Not long ago, I got to thinking that community choir singers could also be broken up and classified in these fantasy warrior terms.  Not by part – soprano, alto, tenor, bass – but by the types of singers within those parts.

Foot Soldiers:  Choristers that make up the choir’s numbers and build up sound.  Despite their love of music, they often have little or no musical background, and must rely heavily on those around them.  Their voices, in general, are not particularly powerful, with reasons ranging from lack of confidence, to lack of training, to lack of general oomph.  Though the loss of one or two may sadly go unnoticed, the choir would not be able to march/perform without a large contingent of Foot Soldier Choristers.

Knights:  Choristers that, by-and-large, know what they’re doing.  They often have some musical background (though some entirely raw singers can rise in the ranks and become knights).  These choristers help hold a piece of music together, and provide support and leadership for the foot soldier singers.  They are generally more confident than foot soldiers, but may or may not possess powerful voices.  Shyness or lack of confidence may keep a good knight from becoming a commander.

Commanders :  Choristers that usually know almost exactly what they’re doing (always keeping the usually and almost exactly in mind).  They often partake in study of the choir music outside of rehearsal, and almost always have an extensive musical background, though not necessarily in singing.  This gives them confidence to sing strongly, even if it’s one of those times they don’t know exactly what they’re doing.  Because a good commander knows the only way to fix a problem is to know it’s there.  And how will anyone know it’s there if they can’t hear it?  Commanders have powerful voices that the foot soldiers and knights can rally behind and follow.  Sometimes it is even necessary they carry their part through a few more unusual or difficult bars of the music.

Heroes:  Soloists.  Enough said.

After completing this enlightening classification process, it became clear to me that my job was not yet done.  More, that it would remain  not done until the four parts of the choir  – carrying on in the spirit of the Protector of the Small series (and pretty much any fantasy book that has a sword in it) – were armed appropriately for medieval-style combat.

Sopranos:  I’m giving them longbows so they can aim high and accurately.   Maybe the mezzo sopranos should give crossbows a go – a bit bulkier, a bit more power.  Plus they can wallop anyone who gets too close.  They should all probably tuck a dagger in their preferred location of concealment as well, just in case.

Altos:  Altos are solid.  They’re strong.  And they generally mean business.  Giving them axes would probably not be the best idea.  Unless, of course, we’re sending them into combat.  Which we are.  AXES FOR ALL THE ALTOS!  And when they split into alto ones and twos – ones take the higher part, twos the lower – I think I’ll give the alto twos … BIGGER AXES!

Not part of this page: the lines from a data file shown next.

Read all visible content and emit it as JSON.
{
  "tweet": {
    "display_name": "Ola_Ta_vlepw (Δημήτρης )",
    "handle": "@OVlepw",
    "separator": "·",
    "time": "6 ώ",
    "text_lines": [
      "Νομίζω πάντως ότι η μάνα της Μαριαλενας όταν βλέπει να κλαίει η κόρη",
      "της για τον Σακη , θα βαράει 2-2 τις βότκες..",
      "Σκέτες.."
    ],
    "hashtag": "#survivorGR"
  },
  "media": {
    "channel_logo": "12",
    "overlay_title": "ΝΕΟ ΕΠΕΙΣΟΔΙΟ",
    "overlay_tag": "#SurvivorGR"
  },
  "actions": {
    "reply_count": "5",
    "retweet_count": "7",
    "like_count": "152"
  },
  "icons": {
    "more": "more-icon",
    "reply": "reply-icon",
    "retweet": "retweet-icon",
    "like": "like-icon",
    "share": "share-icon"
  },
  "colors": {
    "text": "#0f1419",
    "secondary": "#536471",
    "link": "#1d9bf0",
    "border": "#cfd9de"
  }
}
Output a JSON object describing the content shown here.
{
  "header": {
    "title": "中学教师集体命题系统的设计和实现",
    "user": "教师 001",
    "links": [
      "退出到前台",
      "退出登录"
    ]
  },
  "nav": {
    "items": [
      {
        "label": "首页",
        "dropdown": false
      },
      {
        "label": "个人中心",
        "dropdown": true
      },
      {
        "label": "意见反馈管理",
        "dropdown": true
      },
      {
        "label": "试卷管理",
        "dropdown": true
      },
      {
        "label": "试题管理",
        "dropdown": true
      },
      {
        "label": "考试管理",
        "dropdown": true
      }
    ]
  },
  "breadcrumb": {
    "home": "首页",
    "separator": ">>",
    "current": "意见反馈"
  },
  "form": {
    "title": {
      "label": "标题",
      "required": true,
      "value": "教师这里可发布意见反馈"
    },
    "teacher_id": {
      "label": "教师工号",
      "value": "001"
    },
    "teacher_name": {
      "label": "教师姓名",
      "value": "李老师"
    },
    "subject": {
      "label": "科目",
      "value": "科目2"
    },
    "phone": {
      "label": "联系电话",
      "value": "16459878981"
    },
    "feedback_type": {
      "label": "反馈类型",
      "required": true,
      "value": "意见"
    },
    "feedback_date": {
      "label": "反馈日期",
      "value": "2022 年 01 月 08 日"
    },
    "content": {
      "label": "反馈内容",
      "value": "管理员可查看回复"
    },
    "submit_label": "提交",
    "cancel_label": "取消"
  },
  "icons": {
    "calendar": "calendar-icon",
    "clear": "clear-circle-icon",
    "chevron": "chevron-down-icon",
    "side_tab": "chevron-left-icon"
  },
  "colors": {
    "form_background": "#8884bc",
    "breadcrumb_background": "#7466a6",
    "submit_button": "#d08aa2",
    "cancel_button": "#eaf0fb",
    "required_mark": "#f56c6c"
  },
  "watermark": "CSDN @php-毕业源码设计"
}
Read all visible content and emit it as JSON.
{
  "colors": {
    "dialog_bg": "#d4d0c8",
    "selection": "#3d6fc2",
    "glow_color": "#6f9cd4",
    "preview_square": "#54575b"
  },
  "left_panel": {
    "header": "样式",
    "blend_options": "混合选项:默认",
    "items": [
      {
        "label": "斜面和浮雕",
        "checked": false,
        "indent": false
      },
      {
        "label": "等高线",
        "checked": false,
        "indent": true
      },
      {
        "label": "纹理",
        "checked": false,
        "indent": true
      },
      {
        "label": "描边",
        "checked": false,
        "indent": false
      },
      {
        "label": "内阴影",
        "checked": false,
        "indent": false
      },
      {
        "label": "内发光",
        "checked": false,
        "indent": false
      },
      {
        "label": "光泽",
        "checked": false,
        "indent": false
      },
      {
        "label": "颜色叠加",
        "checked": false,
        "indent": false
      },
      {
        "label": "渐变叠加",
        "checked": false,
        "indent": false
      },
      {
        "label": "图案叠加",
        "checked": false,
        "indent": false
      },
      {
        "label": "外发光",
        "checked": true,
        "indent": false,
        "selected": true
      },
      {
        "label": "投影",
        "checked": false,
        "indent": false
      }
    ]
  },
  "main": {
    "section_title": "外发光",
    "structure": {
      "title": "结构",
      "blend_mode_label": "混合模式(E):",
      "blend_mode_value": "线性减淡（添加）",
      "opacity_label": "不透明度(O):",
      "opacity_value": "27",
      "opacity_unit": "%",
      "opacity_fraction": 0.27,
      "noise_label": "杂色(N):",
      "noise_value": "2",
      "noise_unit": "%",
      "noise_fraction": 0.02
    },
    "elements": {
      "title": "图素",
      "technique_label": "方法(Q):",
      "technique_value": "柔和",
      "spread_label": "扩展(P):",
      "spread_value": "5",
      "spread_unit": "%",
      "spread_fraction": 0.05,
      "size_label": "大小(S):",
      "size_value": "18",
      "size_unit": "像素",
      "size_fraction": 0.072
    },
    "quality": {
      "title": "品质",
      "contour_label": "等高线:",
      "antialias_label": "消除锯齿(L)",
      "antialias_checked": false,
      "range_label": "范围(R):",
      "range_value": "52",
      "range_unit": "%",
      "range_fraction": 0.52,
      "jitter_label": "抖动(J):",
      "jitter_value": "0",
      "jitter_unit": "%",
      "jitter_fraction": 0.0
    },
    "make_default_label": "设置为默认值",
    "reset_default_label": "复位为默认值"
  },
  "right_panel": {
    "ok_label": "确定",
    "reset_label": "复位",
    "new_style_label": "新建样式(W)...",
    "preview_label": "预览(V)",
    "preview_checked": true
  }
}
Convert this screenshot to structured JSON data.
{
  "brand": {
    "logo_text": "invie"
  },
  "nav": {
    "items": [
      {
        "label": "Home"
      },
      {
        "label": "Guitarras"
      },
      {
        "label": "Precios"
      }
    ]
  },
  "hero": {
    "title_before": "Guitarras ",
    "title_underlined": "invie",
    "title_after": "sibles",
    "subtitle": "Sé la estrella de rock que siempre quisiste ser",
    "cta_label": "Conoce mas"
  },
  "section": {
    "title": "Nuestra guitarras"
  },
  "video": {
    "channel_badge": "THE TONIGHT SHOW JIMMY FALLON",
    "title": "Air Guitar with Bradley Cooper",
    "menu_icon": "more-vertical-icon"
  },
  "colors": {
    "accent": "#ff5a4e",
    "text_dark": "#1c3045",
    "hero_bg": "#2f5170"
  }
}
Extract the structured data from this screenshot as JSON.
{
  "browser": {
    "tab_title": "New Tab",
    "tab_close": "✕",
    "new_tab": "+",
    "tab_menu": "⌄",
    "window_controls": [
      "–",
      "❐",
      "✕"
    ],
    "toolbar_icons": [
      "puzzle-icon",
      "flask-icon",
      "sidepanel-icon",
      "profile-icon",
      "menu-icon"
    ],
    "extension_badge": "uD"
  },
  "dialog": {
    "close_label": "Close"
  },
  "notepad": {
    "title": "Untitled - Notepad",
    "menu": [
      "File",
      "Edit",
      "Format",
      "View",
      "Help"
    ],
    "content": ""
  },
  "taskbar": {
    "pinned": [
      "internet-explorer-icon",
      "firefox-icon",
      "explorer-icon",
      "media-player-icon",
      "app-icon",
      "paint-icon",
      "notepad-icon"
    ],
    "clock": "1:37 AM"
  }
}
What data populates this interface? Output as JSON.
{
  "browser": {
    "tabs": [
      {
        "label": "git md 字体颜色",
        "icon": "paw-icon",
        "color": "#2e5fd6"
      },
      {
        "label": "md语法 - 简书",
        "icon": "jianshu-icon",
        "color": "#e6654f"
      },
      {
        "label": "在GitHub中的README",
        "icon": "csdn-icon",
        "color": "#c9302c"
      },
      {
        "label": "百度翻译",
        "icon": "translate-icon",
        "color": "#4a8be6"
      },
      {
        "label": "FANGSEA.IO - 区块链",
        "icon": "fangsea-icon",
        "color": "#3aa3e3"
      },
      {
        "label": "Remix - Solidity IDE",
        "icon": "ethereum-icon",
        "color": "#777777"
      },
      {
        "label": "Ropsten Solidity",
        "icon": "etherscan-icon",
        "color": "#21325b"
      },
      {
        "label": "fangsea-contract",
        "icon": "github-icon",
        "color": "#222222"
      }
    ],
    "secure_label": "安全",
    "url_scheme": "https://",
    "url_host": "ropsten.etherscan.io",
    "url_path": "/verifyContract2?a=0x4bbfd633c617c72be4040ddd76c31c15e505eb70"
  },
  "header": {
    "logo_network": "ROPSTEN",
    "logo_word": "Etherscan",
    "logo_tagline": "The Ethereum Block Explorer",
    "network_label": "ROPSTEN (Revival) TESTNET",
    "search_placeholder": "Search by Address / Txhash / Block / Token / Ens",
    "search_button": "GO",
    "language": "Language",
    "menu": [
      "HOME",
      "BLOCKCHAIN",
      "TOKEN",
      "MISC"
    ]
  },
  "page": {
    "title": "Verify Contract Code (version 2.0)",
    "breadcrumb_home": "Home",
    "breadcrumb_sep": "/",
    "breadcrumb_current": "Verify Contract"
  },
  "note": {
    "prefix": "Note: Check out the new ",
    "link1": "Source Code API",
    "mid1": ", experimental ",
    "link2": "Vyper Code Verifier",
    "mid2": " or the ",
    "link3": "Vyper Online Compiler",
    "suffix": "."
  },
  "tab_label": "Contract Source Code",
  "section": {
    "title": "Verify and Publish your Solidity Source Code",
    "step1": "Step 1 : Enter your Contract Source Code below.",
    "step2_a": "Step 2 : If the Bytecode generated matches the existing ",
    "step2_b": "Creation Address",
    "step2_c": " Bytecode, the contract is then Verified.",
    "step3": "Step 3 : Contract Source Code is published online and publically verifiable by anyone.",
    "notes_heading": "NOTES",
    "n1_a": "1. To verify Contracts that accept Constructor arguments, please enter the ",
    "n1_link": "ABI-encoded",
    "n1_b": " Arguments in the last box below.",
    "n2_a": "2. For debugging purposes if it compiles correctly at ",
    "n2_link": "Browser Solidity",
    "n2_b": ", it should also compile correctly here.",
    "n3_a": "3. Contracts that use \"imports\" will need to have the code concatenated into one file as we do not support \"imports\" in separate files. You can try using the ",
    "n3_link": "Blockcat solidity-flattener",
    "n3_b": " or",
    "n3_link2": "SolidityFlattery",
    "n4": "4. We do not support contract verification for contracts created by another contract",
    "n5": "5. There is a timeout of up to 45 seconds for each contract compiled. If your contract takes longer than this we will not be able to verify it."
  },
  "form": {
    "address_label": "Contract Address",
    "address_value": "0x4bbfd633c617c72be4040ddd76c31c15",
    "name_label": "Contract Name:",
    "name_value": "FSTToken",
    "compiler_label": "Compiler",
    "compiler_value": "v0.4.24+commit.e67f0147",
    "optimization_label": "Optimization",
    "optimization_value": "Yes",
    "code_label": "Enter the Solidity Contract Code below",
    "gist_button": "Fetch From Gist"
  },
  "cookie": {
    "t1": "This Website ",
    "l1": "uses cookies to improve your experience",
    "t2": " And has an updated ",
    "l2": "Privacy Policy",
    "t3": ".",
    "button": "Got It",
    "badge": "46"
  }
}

Tenors:  Tenors shall be special, in that they shall be the only voice part to receive entirely different weapons when they split into higher and lower parts.  The tenor ones shall receive spears which they can throw – not as high or as accurately as the sopranos shoot their arrows 🙂 – in soaring arcs, or else jab away to their hearts’ content.  The tenor twos shall receive the coveted sword and (if desired) shield.  Good tenor twos require both strength and some measure of skill and agility.  I feel a sword would give them the best opportunity to shine.

Basses:  Maces.  Enough said.

The choir is now armed, and ready for battle!  Prepare to march!

ATTACK!

Good, very good.  Now, let’s attack in the RIGHT KEY!  And at MY TEMPO!

Does this make the conductor a general?  Colonel?  Hadn’t thought about that …

Maybe best not to.  That’s just getting silly.